Sonstiges | Konzentriert gearbeitet. Abends sehr entspannende Yogaübungen gemacht, dem Quadrizeps gehts schon viel besser. Musik aus meiner Zeit als Teenager bei Youtube entdeckt und mit viel Freude gehört (nein, nicht The Rasmus). Über eine Katze namens Zelda gelacht.

Was passiert, wenn die Apikaldominanz gebrochen wird | Pflanzen wachsen am liebsten geradeaus nach oben. Das machen sie, weil ihre Hauptknospe am Ende des Triebs ein Phytohormon produziert, das die Seitentriebknospen deaktiviert. Wenn nun die Hauptknospe kaputtgeht, nehmen diese ihre Arbeit auf. Und dann passiert das:

Tagebuch 29. Oktober 2019

Komischer Tag | Ab dem Aufwachen begleiteten mich eine latente Übelkeit und Kopfschmerzen, dazu tat weiterhin der Nasenrücken weh. Denn nein, hier hats noch nicht geregnet, wohl aber im Norden der Stadt. Das gibt Hoffnung.
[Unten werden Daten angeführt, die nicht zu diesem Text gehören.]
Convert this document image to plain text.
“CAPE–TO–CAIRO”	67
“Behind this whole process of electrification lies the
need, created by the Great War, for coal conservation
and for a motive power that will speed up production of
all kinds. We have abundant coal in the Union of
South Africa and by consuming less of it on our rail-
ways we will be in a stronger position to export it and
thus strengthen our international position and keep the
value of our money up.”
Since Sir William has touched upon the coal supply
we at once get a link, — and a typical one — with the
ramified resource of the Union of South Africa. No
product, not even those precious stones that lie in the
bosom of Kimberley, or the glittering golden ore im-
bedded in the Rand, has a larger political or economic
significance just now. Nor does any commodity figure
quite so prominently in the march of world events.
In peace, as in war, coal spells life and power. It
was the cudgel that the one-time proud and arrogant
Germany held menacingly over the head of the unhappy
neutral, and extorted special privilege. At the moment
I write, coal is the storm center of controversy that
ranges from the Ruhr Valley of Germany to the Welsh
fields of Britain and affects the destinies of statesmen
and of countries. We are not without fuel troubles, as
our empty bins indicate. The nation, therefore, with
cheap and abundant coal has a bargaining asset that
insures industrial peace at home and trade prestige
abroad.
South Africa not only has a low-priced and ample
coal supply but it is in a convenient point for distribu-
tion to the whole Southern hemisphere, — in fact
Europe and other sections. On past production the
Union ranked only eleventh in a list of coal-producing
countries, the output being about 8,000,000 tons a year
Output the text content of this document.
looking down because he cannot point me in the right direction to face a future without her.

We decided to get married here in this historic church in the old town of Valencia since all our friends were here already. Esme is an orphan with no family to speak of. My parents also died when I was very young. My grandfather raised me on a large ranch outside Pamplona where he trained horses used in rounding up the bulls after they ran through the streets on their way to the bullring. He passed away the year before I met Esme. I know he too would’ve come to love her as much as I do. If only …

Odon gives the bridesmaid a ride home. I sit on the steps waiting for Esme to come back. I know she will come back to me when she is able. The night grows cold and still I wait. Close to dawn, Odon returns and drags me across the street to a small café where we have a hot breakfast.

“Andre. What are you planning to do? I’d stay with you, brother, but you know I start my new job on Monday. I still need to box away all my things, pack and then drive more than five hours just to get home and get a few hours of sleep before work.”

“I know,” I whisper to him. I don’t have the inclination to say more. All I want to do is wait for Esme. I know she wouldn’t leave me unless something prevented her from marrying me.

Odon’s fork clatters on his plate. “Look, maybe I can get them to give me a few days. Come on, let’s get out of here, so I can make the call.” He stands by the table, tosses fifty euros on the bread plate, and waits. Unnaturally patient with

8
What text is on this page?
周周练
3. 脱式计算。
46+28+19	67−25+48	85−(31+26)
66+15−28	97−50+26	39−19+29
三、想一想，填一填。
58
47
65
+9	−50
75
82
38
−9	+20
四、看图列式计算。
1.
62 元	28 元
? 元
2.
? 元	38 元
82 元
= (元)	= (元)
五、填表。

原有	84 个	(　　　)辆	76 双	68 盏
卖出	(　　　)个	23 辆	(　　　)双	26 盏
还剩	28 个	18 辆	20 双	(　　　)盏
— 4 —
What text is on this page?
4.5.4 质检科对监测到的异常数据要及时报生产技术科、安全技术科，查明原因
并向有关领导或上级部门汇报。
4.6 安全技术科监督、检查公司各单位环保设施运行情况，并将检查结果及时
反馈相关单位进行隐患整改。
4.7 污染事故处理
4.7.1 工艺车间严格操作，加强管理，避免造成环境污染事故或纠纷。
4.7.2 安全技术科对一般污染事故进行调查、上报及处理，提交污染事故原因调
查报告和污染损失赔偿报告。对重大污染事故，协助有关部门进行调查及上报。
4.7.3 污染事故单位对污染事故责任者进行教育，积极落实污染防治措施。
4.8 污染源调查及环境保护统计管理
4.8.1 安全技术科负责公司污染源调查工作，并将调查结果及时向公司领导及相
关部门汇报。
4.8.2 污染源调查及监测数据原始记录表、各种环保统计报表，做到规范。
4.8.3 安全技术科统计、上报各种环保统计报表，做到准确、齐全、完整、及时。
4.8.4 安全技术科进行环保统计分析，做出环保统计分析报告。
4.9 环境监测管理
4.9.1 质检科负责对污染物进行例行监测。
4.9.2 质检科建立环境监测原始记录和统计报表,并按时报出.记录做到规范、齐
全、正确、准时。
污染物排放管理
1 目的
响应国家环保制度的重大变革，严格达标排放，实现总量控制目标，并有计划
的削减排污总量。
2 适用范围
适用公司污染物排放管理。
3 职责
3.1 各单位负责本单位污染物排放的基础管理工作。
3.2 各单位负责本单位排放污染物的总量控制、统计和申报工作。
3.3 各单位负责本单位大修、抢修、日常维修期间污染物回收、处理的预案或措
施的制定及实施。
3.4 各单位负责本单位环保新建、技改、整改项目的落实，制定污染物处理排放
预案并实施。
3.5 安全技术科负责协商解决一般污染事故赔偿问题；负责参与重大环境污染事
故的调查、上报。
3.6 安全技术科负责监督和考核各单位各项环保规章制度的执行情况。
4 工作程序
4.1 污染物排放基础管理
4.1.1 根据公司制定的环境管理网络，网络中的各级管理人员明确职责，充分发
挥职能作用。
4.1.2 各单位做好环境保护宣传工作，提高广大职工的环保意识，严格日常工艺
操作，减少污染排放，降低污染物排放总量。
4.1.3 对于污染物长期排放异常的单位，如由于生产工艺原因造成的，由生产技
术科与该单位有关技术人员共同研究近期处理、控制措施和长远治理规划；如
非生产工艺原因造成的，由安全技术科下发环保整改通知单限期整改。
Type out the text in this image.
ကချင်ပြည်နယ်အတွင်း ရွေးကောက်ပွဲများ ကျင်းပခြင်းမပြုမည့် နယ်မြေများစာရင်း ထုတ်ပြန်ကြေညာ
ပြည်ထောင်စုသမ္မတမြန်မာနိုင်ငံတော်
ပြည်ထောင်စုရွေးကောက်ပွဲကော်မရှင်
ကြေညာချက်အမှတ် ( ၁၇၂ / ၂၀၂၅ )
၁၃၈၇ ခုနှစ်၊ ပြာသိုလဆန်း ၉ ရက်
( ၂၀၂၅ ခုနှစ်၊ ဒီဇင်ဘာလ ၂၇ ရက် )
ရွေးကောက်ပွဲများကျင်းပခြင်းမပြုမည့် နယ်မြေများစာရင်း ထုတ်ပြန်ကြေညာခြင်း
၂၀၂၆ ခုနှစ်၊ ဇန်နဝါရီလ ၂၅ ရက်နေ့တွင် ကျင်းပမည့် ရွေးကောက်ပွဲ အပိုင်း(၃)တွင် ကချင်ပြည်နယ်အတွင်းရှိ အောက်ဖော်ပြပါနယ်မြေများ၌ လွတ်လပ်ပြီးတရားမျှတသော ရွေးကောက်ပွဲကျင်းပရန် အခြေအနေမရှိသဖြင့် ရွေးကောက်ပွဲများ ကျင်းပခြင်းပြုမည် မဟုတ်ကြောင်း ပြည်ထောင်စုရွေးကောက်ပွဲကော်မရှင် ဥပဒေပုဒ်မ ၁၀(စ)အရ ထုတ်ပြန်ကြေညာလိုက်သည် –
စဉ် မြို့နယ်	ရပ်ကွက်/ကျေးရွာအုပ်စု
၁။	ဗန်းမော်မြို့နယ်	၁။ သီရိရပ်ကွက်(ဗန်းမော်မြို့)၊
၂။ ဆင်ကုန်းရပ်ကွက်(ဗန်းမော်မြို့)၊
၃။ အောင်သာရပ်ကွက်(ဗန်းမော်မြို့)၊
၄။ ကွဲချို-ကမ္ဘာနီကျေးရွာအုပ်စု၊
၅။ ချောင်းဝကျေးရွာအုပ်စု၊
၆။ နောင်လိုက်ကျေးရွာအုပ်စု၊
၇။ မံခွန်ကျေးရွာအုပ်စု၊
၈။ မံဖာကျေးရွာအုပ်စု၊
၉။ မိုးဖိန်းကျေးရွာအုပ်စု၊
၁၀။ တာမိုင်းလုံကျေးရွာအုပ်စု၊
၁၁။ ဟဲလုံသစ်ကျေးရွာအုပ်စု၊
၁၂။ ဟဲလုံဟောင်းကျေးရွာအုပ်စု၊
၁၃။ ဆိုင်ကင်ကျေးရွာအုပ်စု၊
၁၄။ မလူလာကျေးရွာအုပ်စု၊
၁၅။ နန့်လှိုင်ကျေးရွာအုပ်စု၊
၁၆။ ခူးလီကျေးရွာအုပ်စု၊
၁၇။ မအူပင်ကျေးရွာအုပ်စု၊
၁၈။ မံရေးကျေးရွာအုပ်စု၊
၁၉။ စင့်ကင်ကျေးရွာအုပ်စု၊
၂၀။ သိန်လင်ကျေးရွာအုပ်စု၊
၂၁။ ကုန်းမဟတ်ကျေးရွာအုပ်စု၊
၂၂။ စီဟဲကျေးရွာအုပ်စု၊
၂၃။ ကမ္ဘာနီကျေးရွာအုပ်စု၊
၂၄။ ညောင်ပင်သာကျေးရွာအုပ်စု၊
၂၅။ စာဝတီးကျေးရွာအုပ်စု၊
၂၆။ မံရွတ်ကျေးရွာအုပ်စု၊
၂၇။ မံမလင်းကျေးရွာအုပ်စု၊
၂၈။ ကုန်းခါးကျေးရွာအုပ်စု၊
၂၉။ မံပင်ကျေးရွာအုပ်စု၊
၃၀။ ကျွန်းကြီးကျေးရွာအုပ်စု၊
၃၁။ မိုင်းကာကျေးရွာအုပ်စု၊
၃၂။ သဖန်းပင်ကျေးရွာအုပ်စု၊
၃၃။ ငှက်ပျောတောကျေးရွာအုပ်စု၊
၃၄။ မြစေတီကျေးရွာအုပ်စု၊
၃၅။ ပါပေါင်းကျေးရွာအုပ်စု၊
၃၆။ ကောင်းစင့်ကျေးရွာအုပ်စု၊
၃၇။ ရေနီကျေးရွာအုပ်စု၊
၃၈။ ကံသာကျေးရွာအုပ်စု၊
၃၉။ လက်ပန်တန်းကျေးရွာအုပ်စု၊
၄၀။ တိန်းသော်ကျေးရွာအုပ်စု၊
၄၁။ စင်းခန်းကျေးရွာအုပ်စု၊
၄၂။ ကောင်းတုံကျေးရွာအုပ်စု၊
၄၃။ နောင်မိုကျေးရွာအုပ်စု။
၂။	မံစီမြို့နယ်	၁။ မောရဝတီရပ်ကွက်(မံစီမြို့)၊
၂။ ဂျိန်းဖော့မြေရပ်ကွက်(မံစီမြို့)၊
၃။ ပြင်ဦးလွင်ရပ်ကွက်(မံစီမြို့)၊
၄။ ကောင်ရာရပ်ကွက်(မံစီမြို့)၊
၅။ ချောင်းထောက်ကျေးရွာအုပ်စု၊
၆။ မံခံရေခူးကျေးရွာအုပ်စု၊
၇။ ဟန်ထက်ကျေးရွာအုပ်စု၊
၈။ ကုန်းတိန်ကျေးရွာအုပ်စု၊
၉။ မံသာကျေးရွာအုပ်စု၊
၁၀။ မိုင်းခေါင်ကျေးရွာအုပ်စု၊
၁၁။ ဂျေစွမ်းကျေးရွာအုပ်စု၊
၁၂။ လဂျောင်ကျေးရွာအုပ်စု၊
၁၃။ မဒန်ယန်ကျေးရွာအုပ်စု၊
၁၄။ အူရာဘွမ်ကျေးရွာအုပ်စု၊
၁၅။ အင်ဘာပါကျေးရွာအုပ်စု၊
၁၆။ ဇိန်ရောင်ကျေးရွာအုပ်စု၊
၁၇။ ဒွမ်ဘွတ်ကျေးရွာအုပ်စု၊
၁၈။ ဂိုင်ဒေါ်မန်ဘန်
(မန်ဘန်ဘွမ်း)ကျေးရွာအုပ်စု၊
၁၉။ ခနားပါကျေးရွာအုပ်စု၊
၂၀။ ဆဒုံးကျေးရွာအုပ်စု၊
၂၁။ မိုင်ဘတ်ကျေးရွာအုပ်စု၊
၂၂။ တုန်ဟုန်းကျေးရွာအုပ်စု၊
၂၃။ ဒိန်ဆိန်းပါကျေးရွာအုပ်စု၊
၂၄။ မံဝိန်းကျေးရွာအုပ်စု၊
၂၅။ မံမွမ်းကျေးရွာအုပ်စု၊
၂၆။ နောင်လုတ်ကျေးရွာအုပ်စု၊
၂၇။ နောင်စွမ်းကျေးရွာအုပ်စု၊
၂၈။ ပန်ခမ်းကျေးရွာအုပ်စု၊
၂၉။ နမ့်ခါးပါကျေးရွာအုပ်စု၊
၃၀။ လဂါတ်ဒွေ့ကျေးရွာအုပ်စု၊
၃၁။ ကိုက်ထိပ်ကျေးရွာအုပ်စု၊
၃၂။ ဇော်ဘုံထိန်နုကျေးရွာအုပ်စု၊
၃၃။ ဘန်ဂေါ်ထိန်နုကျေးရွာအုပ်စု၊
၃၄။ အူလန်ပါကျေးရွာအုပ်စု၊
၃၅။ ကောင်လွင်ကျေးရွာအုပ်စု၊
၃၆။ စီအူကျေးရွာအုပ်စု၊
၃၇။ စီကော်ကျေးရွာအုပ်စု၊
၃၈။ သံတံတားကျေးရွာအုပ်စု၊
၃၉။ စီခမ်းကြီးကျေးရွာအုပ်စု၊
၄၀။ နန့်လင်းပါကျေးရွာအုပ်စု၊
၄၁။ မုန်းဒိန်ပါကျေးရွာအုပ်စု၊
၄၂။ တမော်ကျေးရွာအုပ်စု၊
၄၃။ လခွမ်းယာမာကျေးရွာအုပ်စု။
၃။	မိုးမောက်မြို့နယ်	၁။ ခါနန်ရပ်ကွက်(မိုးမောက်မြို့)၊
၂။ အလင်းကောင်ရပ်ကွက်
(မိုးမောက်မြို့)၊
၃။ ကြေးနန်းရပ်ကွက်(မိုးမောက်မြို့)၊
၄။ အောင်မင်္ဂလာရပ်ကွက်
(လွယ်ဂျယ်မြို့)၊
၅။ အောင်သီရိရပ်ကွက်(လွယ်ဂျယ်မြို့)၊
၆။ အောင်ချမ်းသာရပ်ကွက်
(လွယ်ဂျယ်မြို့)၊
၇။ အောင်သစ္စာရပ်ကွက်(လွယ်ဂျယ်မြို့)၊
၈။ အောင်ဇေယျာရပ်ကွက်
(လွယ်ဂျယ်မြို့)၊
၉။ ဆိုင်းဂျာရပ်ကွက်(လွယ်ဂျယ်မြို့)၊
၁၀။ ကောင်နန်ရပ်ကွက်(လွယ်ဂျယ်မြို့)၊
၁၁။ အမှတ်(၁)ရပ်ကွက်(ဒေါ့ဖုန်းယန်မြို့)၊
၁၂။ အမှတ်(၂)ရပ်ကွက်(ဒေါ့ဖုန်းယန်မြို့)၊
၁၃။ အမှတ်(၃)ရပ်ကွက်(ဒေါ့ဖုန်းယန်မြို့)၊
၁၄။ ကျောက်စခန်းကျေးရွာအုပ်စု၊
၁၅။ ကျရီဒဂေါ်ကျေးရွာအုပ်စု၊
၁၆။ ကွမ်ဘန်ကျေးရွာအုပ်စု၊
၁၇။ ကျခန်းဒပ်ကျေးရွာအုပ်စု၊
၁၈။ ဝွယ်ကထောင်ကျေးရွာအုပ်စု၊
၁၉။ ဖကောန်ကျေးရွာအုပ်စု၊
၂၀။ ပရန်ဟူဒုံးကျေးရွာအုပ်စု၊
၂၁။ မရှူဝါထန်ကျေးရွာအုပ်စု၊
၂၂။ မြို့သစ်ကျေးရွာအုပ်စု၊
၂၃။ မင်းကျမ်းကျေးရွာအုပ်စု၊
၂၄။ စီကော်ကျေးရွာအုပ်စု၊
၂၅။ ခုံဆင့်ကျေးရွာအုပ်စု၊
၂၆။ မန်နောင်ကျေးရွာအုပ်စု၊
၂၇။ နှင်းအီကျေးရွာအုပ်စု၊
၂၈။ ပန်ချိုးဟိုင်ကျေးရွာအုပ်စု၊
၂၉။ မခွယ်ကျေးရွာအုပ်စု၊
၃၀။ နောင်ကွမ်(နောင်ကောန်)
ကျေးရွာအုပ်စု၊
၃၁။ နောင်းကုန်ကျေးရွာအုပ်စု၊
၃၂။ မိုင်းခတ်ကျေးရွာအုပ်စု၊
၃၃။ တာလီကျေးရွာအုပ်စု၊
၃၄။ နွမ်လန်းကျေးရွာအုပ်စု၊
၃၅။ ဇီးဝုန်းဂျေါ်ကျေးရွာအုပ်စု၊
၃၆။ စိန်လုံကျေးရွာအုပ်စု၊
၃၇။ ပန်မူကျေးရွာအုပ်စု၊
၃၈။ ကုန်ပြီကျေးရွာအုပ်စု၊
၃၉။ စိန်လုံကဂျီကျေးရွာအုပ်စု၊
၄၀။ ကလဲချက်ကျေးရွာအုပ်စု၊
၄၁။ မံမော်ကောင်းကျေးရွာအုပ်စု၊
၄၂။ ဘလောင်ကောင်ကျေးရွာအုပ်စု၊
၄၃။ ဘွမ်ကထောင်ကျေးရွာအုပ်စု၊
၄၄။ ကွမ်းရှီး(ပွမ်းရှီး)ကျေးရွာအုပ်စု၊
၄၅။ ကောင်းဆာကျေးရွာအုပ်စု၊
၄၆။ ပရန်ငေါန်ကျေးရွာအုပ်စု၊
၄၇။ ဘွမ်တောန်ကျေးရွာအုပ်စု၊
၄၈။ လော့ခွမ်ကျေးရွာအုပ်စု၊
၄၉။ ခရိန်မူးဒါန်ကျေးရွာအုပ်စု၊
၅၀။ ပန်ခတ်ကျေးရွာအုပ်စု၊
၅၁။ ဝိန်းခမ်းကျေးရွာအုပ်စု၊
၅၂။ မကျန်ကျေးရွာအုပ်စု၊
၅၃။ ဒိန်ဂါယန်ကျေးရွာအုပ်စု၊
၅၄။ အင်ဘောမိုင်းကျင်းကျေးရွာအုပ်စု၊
Ich glaube, in den sechs Jahren, die ich jetzt hier bin, wurde der erlösende erste Regen noch nie so sehr erwartet, wie diesmal.
Jedenfalls morkelte ich mich so durch den Tag, nahm mit mäßigem Erfolg eine Kopfschmerztablette und prokrastinierte mehr als dass ich schrieb. Immerhin konnte mich eine abendliche Folge Good Omens in bessere Stimmung versetzen und meine langsam zur Gewohnheit werdende Yogaübung tat sehr sehr gut. Ich bin noch in der Phase, in der ich rasch Fortschritte mache. Nach nur viermal üben hatten meine Arme schon wieder genug Kraft, um meinen Körper aus dem Liegestütz langsam auf die Matte sinken zu lassen. Ich weiß aber auch, dass ich dranbleiben muss, wenn die erste Erfolgseuphorie nachlässt – und das ist schwer.